2) The model uses the Effective Energy and Mass Transfer framework to estimate potential weathering rates, which relies strictly on Mean Annual Temperature (MAT) and Mean Annual Precipitation (MAP). Consequently, the model largely overlooks the specific mechanics of freeze-thaw cycles and active layer dynamics. While I recognize the immense difficulty of implementing these complex cryogenic components into the current model structure, the authors must provide a more thorough and critical discussion of this limitation.
3) The model is driven by several external inputs, including a global machine-learning Depth-to-Bedrock product and high-resolution outputs from the Revised Universal Soil Loss Equation and the Revised Wind Erosion Equation. Because these are fundamentally empirical products, they often also fail to capture the complex sediment transport dynamics specific to alpine meadows, freeze-thaw eroded slopes, and discontinuous permafrost zones. The uncertainties inherent in these driving datasets will inevitably propagate into the final solum product.

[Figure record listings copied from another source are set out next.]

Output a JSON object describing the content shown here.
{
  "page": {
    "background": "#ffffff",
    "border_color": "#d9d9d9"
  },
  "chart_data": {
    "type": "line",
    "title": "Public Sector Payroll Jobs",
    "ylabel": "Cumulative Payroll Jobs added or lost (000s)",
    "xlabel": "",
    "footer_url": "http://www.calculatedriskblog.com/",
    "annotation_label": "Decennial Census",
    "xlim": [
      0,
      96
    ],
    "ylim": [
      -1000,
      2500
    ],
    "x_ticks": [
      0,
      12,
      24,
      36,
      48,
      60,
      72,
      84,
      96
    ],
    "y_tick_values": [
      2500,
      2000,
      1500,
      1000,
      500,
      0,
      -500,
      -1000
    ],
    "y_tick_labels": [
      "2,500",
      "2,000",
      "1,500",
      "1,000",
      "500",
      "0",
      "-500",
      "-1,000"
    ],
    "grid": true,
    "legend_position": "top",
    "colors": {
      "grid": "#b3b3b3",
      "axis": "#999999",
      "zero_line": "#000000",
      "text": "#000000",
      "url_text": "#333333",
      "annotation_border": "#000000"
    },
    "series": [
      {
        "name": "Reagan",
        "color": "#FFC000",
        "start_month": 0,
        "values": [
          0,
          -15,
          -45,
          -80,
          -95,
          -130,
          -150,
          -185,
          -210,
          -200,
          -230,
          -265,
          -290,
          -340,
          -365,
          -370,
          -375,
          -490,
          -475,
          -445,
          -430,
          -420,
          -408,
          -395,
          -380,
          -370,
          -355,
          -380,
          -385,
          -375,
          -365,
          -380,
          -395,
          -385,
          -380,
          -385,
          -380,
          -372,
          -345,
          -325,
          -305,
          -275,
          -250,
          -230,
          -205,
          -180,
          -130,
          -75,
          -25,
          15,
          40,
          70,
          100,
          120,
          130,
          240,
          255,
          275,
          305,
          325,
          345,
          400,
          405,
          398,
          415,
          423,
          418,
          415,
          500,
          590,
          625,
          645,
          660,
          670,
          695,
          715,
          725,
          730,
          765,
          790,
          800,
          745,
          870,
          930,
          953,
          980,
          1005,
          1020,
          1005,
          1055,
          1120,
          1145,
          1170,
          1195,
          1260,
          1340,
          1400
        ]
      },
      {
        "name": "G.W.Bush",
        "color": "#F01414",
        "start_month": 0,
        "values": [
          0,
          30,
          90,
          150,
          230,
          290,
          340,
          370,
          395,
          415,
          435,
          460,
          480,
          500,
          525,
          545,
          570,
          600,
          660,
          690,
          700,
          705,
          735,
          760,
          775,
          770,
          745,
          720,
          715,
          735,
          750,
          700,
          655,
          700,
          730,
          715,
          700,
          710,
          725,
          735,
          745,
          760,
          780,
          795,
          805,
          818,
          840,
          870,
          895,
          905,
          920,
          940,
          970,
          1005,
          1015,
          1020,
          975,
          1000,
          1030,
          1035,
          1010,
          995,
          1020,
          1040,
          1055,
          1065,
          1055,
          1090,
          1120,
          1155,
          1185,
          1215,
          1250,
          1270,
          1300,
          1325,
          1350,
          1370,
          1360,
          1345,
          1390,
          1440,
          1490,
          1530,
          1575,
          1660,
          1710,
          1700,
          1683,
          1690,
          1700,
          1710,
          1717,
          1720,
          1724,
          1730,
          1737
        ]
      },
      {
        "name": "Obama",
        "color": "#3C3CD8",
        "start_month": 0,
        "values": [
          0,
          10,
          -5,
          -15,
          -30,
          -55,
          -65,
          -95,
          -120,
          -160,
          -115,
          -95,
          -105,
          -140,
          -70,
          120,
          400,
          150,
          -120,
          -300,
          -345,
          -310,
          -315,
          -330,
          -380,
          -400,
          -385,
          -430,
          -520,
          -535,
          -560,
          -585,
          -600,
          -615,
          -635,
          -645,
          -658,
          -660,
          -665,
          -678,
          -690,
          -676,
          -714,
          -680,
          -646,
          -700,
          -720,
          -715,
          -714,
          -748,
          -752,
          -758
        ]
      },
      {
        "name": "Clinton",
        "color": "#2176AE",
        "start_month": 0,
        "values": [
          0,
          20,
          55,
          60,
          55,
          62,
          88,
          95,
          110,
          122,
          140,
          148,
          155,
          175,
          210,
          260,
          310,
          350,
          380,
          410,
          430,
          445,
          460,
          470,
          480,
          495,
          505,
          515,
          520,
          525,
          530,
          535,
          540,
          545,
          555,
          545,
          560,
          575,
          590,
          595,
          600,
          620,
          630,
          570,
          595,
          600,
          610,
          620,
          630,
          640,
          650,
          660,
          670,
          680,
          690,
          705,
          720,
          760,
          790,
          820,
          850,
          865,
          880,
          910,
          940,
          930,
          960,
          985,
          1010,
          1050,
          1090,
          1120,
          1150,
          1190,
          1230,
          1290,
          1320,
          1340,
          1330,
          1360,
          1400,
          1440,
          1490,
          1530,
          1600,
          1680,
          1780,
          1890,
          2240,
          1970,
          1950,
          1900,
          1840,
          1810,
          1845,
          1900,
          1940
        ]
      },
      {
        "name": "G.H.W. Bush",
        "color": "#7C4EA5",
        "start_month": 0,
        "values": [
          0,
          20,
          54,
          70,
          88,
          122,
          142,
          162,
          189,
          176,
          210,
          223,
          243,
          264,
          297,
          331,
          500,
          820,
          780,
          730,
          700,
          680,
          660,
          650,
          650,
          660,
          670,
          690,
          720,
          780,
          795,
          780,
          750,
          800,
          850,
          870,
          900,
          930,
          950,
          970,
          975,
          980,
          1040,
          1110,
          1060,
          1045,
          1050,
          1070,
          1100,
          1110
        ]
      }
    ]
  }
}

The authors should discuss whether there are methods to quantify, or ideally further reduce, the uncertainties introduced by these foundational inputs.
4) In Section 3.3, the authors perform a Pearson correlation analysis and report MAT and elevation as the primary drivers of the regional thickness gradient. However, because the model's core soil production function is mathematically driven by MAT and MAP in the first place, the final results are practically guaranteed to correlate strongly with MAT and elevation. I recommend reframing this section. Rather than presenting these correlations as independent scientific discoveries about the region, they should simply be framed as an internal validation confirming that the model behaves as parameterized.